Position title: High School Program Director

Hometown: Accra, Ghana, West Africa

Alma mater and degrees: Jackson State University, Bachelor of Science in Chemistry; Kennesaw State University, Certificate of Forensic Chemistry; National University, Master of Science in Forensic Sciences

Interests/hobbies: Traveling, exploring new cultures, places, people and food

Community involvement: Volunteers and sits on the board of The Simple Foundation, an organization that offers scholarships, volunteer assistance, and mentoring to underserved and under-resourced children and families. We work together with other entities to provide a collective impact and support within low-income communities.

What do you do for College Possible?

I supervise the High School Program Team staff, and I am responsible for monitoring, developing, administering, and evaluating all high school programming within the nine College Possible partnering high schools in the Omaha metropolitan area.
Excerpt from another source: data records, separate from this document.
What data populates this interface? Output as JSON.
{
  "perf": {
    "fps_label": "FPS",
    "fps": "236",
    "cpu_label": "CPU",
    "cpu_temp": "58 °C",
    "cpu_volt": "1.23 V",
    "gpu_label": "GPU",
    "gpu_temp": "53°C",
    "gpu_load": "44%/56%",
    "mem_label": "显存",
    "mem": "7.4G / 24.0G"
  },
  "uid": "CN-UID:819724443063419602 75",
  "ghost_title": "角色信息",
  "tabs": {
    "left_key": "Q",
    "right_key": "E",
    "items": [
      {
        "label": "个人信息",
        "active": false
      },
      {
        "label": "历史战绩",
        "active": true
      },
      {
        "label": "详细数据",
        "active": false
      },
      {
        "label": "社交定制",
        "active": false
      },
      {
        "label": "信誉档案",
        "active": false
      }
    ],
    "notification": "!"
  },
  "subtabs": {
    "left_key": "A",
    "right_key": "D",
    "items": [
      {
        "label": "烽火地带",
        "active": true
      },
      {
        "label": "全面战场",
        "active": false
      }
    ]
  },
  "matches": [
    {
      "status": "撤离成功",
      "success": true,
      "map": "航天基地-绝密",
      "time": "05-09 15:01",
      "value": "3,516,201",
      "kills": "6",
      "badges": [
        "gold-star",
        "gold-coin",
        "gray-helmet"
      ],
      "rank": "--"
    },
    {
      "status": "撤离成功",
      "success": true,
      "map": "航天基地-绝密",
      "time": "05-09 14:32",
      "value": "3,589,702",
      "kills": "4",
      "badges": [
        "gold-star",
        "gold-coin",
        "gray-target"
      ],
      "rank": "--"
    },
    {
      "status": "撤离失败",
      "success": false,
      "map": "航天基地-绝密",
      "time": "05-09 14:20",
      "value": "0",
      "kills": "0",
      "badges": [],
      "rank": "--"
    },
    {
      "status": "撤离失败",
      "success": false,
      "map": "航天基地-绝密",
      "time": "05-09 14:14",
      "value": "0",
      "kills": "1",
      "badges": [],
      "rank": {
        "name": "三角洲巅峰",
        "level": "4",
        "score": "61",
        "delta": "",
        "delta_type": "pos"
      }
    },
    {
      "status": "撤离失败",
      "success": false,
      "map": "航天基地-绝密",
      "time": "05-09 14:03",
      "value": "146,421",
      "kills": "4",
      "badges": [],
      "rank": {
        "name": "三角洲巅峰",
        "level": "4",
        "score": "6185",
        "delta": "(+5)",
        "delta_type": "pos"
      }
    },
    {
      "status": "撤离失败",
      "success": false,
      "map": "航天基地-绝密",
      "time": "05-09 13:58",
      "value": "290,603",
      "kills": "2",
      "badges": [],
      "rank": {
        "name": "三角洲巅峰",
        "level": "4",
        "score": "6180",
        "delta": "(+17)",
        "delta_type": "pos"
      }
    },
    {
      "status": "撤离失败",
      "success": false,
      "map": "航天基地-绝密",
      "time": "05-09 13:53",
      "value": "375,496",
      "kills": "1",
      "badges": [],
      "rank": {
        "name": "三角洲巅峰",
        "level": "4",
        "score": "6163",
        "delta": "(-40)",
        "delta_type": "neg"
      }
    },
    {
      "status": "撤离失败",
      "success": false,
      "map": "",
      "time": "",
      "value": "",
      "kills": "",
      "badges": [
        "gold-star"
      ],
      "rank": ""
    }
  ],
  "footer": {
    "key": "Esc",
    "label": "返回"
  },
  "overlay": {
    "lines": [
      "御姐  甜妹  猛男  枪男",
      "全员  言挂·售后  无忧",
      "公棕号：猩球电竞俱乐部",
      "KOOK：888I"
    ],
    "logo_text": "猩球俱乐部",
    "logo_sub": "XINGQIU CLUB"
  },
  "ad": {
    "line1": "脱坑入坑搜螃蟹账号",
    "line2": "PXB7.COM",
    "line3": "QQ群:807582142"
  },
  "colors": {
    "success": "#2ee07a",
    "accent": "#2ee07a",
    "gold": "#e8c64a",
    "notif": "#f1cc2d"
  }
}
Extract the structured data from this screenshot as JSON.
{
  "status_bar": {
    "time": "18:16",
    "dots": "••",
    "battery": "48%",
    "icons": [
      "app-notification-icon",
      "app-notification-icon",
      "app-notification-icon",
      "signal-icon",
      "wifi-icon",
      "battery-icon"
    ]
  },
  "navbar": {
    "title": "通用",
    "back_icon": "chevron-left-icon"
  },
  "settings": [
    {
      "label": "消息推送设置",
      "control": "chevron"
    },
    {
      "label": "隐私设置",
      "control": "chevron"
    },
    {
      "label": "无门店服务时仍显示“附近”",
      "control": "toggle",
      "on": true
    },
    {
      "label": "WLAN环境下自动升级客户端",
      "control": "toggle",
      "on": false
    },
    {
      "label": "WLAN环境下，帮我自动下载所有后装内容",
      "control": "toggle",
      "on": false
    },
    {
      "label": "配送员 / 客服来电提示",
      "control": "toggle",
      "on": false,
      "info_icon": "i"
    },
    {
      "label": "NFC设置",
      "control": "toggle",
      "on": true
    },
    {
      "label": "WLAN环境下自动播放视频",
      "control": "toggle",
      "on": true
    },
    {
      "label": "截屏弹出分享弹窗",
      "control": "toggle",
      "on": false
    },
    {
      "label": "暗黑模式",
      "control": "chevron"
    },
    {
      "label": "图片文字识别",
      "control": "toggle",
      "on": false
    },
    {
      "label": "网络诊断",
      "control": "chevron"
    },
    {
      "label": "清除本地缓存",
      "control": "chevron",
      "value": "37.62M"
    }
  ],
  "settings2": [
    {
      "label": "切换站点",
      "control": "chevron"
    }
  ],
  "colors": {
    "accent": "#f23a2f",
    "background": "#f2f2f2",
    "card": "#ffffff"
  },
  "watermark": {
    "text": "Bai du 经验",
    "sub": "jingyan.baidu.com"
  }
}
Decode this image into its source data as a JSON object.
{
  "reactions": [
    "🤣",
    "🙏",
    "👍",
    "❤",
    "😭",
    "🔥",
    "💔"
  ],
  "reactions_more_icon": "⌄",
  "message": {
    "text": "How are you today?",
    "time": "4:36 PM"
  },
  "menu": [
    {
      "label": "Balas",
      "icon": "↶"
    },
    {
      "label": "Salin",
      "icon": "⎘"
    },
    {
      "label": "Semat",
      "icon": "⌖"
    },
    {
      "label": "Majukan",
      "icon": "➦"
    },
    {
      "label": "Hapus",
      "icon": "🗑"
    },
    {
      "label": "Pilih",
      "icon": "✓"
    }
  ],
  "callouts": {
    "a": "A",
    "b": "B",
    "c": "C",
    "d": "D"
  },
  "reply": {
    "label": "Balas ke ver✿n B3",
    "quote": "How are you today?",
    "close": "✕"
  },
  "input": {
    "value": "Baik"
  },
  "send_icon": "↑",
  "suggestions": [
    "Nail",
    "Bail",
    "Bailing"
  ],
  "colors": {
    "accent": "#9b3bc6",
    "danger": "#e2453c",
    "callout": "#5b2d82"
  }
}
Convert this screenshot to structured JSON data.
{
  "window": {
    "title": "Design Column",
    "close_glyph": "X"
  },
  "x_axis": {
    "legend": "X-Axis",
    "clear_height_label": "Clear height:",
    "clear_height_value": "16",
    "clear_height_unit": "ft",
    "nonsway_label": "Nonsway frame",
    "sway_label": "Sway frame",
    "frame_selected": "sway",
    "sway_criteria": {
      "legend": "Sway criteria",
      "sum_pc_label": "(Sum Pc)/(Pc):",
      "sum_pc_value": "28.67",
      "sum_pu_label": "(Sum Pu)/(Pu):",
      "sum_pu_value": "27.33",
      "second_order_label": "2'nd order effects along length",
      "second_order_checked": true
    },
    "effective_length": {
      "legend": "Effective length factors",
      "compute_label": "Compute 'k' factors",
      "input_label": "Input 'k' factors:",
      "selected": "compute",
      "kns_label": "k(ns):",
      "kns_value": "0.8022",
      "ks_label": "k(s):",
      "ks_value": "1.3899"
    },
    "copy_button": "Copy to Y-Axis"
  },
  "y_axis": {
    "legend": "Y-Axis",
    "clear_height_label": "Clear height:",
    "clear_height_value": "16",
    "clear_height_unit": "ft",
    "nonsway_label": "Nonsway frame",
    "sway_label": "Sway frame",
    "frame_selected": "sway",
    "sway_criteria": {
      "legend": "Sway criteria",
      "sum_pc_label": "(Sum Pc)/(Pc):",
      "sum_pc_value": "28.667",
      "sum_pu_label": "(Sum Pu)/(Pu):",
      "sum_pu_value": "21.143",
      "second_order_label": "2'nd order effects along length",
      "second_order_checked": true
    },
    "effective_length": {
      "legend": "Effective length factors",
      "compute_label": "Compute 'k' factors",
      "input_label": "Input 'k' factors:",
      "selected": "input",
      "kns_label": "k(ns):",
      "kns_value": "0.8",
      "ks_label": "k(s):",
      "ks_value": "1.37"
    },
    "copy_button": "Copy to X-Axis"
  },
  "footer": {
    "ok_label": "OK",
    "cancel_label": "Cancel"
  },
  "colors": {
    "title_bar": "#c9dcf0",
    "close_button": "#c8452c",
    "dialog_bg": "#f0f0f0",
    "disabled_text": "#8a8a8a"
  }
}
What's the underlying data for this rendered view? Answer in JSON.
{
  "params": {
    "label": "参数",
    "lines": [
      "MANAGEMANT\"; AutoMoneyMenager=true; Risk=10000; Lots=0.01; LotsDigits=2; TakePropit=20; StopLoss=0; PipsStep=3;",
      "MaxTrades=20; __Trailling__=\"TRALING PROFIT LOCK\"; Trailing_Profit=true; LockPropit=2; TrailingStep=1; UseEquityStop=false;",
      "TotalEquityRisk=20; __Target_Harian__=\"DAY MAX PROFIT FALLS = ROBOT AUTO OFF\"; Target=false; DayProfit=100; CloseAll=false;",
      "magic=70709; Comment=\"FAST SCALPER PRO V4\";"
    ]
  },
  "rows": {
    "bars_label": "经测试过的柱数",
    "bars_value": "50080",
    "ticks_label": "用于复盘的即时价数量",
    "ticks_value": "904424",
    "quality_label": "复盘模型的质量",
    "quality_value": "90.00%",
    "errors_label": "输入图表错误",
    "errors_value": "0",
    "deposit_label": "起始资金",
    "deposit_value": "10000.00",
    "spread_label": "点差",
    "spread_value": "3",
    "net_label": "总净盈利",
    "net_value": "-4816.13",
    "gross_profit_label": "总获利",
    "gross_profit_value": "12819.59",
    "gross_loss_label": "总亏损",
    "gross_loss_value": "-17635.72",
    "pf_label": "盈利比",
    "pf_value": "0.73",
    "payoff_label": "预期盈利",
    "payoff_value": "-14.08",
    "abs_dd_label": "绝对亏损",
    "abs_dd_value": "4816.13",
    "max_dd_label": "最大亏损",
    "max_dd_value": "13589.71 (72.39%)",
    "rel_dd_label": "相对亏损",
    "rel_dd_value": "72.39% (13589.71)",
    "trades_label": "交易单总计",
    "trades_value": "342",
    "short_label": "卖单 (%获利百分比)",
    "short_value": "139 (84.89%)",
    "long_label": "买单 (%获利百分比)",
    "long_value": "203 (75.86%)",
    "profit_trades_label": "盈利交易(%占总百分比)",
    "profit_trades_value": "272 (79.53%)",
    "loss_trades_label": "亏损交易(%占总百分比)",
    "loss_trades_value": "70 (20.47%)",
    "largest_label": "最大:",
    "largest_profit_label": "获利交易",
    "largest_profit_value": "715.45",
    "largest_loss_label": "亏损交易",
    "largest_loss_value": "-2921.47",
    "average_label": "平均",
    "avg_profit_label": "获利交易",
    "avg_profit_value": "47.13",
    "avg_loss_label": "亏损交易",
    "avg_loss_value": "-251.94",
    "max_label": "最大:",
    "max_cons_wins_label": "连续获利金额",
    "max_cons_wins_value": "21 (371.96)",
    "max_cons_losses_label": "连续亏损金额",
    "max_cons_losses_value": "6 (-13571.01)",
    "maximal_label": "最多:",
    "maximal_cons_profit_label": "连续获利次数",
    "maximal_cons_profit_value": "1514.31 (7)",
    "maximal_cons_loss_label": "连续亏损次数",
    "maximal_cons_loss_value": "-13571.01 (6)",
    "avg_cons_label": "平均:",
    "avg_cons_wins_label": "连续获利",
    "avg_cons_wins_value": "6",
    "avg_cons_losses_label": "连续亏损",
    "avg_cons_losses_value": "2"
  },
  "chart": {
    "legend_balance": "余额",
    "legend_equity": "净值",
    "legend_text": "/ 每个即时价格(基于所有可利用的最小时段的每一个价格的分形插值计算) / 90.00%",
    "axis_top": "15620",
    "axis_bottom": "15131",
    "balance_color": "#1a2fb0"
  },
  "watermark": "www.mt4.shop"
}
What do you love most about your job?

What I love most about my job would be the role that College Possible plays in a student’s academic and professional success. Many students lack the resources, training, and access which are components of success; and knowing that I’m a part of a team that offers that to students is definitely impactful.”

What do you want to learn more about this year?

One of my Top 5 CliftonStrengths is ‘Learner,’ meaning that I enjoy the process of learning — going from ignorance to competence in any area of my life. If I had to choose one area of my life, it would be my work/professional life. I am looking to learn more about my team, our processes, and better ways of implementing ‘servant leadership’ throughout the workday.

Why College Possible?

My ‘why’ is simple — EQUITY!  Due to varying obstacles/barriers, many students lack the access, training, and resources needed to attend college and successfully graduate. And I see College Possible as an advocate for those students who need assistance navigating the high- school-to-college transition.”